Domesday returns to the Bailiwick of Guernsey

The Bridge, St Sampson in 1986 and 2011
Image caption More traffic is evident on the Bridge in 2011 than in 1986 (Update this picture at

In 1986 the BBC launched an ambitious project to record a snapshot of everyday life across the British Isles.

The scale of the project was unprecedented and the aim to give the public easy access to the results became too expensive.

Twenty-five years on Domesday Reloaded has made the project easily available for the first time.

More than 150 people in the Bailiwick contributed 33 images and more than 200 written entries to the project.

Domesday machine

They recorded the oldest pillar box still in use in the British Isles, the work to reclaim what became North Beach, the only fishing trawler operating out of Alderney and a day in the life of nine-year-old Oliver Coquelin.

The written records include personal accounts from Guernsey school children and the view of life on Herm from the children among its 40 residents.

Life on Sark was chronicled by the island's school children and members of the Sixth Guernsey (Elizabeth College) Scouts.

Image caption Horse and carriage was described as the main form of transport in Sark (Update this picture at

The islands and the rest of the British Isles were divided into 3km by 4km rectangles, called D-blocks - standing for Domesday blocks.

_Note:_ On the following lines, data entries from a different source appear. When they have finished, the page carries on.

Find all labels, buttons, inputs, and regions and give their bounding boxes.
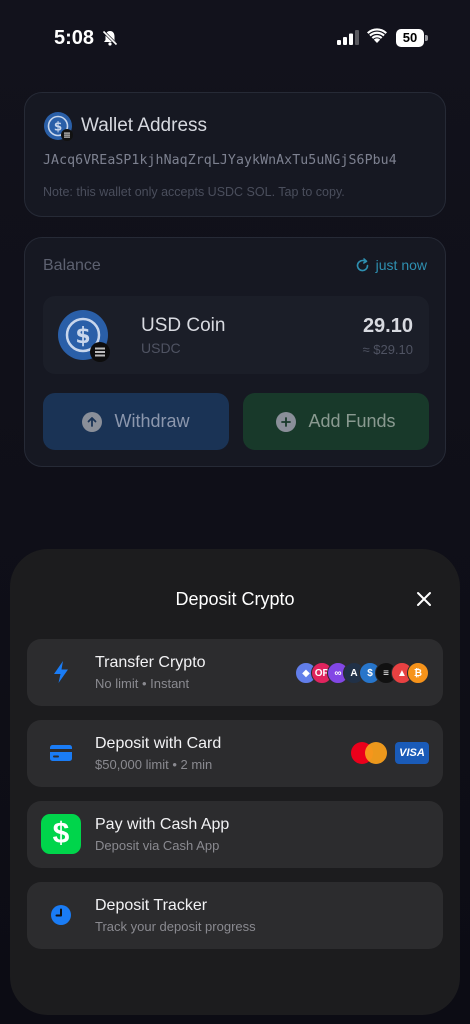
balance-label: Balance bbox=[43, 257, 101, 274]
usdc-coin-icon: $ bbox=[58, 310, 110, 362]
bell-muted-icon bbox=[102, 30, 118, 46]
wallet-address-card[interactable]: $ Wallet Address JAcq6VREaSP1kjhNaqZrqLJ… bbox=[24, 92, 446, 217]
bitcoin-icon: ₿ bbox=[407, 662, 429, 684]
option-subtitle: No limit • Instant bbox=[95, 676, 190, 691]
wallet-note: Note: this wallet only accepts USDC SOL.… bbox=[43, 185, 345, 199]
credit-card-icon bbox=[41, 733, 81, 773]
arrow-up-icon bbox=[82, 411, 103, 432]
refresh-button[interactable]: just now bbox=[355, 257, 427, 273]
usdc-logo-icon: $ bbox=[44, 112, 73, 141]
clock-icon bbox=[41, 895, 81, 935]
option-subtitle: $50,000 limit • 2 min bbox=[95, 757, 213, 772]
battery-indicator: 50 bbox=[396, 29, 428, 47]
option-transfer-crypto[interactable]: Transfer Crypto No limit • Instant ◆ OP … bbox=[27, 639, 443, 706]
coin-symbol: USDC bbox=[141, 340, 181, 356]
plus-icon bbox=[276, 411, 297, 432]
add-funds-label: Add Funds bbox=[308, 411, 396, 431]
withdraw-button[interactable]: Withdraw bbox=[43, 393, 229, 450]
svg-text:$: $ bbox=[75, 324, 90, 349]
cash-app-icon: $ bbox=[41, 814, 81, 854]
lightning-icon bbox=[41, 652, 81, 692]
wallet-title: Wallet Address bbox=[81, 115, 208, 136]
battery-level: 50 bbox=[396, 29, 424, 47]
option-subtitle: Deposit via Cash App bbox=[95, 838, 220, 853]
svg-text:$: $ bbox=[54, 120, 62, 134]
coin-amount: 29.10 bbox=[362, 315, 413, 337]
option-title: Deposit with Card bbox=[95, 735, 222, 752]
wallet-address-text[interactable]: JAcq6VREaSP1kjhNaqZrqLJYaykWnAxTu5uNGjS6… bbox=[43, 153, 397, 168]
option-deposit-tracker[interactable]: Deposit Tracker Track your deposit progr… bbox=[27, 882, 443, 949]
coin-name: USD Coin bbox=[141, 315, 226, 336]
status-bar: 5:08 50 bbox=[0, 0, 470, 76]
close-icon[interactable] bbox=[414, 589, 434, 609]
status-time: 5:08 bbox=[54, 27, 95, 49]
refresh-label: just now bbox=[375, 257, 427, 273]
supported-chains: ◆ OP ∞ A $ ≡ ▲ ₿ bbox=[295, 662, 429, 684]
option-deposit-card[interactable]: Deposit with Card $50,000 limit • 2 min … bbox=[27, 720, 443, 787]
wifi-icon bbox=[367, 28, 387, 43]
coin-row-usdc[interactable]: $ USD Coin USDC 29.10 ≈ $29.10 bbox=[43, 296, 429, 374]
withdraw-label: Withdraw bbox=[114, 411, 190, 431]
option-title: Transfer Crypto bbox=[95, 654, 206, 671]
coin-usd-value: ≈ $29.10 bbox=[362, 342, 413, 357]
add-funds-button[interactable]: Add Funds bbox=[243, 393, 429, 450]
mastercard-icon bbox=[351, 742, 389, 764]
option-cash-app[interactable]: $ Pay with Cash App Deposit via Cash App bbox=[27, 801, 443, 868]
option-title: Deposit Tracker bbox=[95, 897, 208, 914]
visa-icon: VISA bbox=[395, 742, 429, 764]
deposit-crypto-sheet: Deposit Crypto Transfer Crypto No limit … bbox=[10, 549, 460, 1015]
battery-tip bbox=[425, 35, 428, 41]
card-brands: VISA bbox=[351, 742, 429, 764]
option-title: Pay with Cash App bbox=[95, 816, 230, 833]
option-subtitle: Track your deposit progress bbox=[95, 919, 256, 934]
cellular-signal-icon bbox=[337, 30, 359, 45]
sheet-title: Deposit Crypto bbox=[175, 589, 295, 609]
refresh-icon bbox=[356, 257, 368, 271]
balance-card: Balance just now $ USD Coin USDC 29.10 ≈… bbox=[24, 237, 446, 467]
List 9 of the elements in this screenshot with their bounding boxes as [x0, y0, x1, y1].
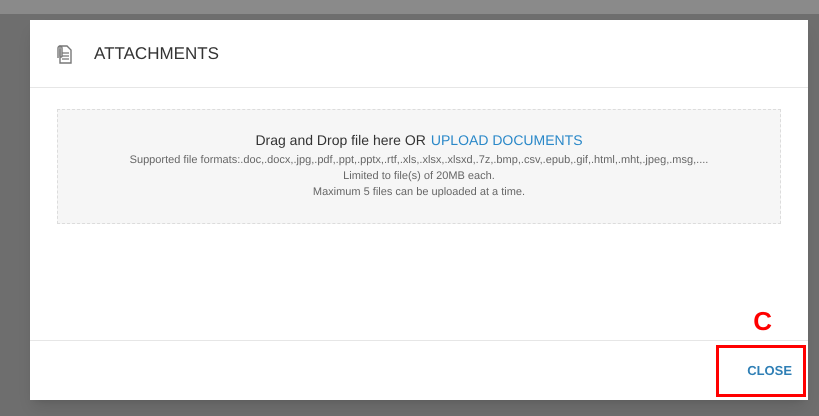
drop-zone[interactable]	[57, 109, 781, 224]
drop-prompt: Drag and Drop file here OR	[255, 131, 426, 150]
annotation-label: C	[753, 308, 772, 334]
info-text: Maximum 5 files can be uploaded at a time.	[312, 185, 526, 200]
close-button[interactable]: CLOSE	[745, 356, 794, 384]
info-text: Supported file formats:.doc,.docx,.jpg,.pdf,.ppt,.pptx,.rtf,.xls,.xlsx,.xlsxd,.7z,.bmp,.csv,.epub,.gif,.html,.mht,.jpeg,.msg,....	[130, 153, 708, 168]
dialog-title: ATTACHMENTS	[94, 42, 219, 65]
info-text: Limited to file(s) of 20MB each.	[343, 169, 495, 184]
upload-documents-link[interactable]: UPLOAD DOCUMENTS	[430, 130, 583, 151]
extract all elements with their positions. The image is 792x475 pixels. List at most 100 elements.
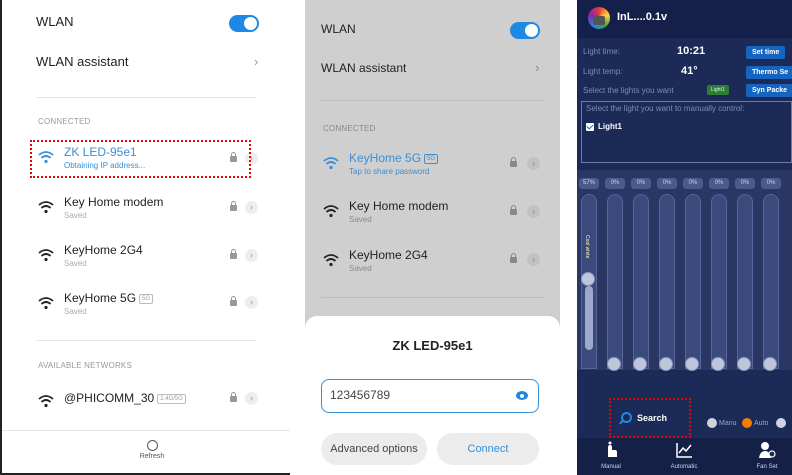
hand-icon bbox=[608, 441, 617, 457]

The project used the best digital technology available in 1986 with the aim that the data, which could be read on 'Domesday machines' (BBC Micro computers), would be made available to every British school, library and university.

With nothing like the project attempted before the costs spiralled and the computer required became too expensive for schools and libraries to buy with the records becoming inaccessible to most people.

With Domesday Reloaded the BBC has used the same D-block system to make the images and records available online.

Members of the public have been invited to visit the Domesday Reloaded website or email to help create a picture of the British Isles in 2011.

This time all the material will be stored in the National Archives at Kew for future generations.

Exploring the images and articles from the original project will highlight what has changed and has stayed the same around the islands.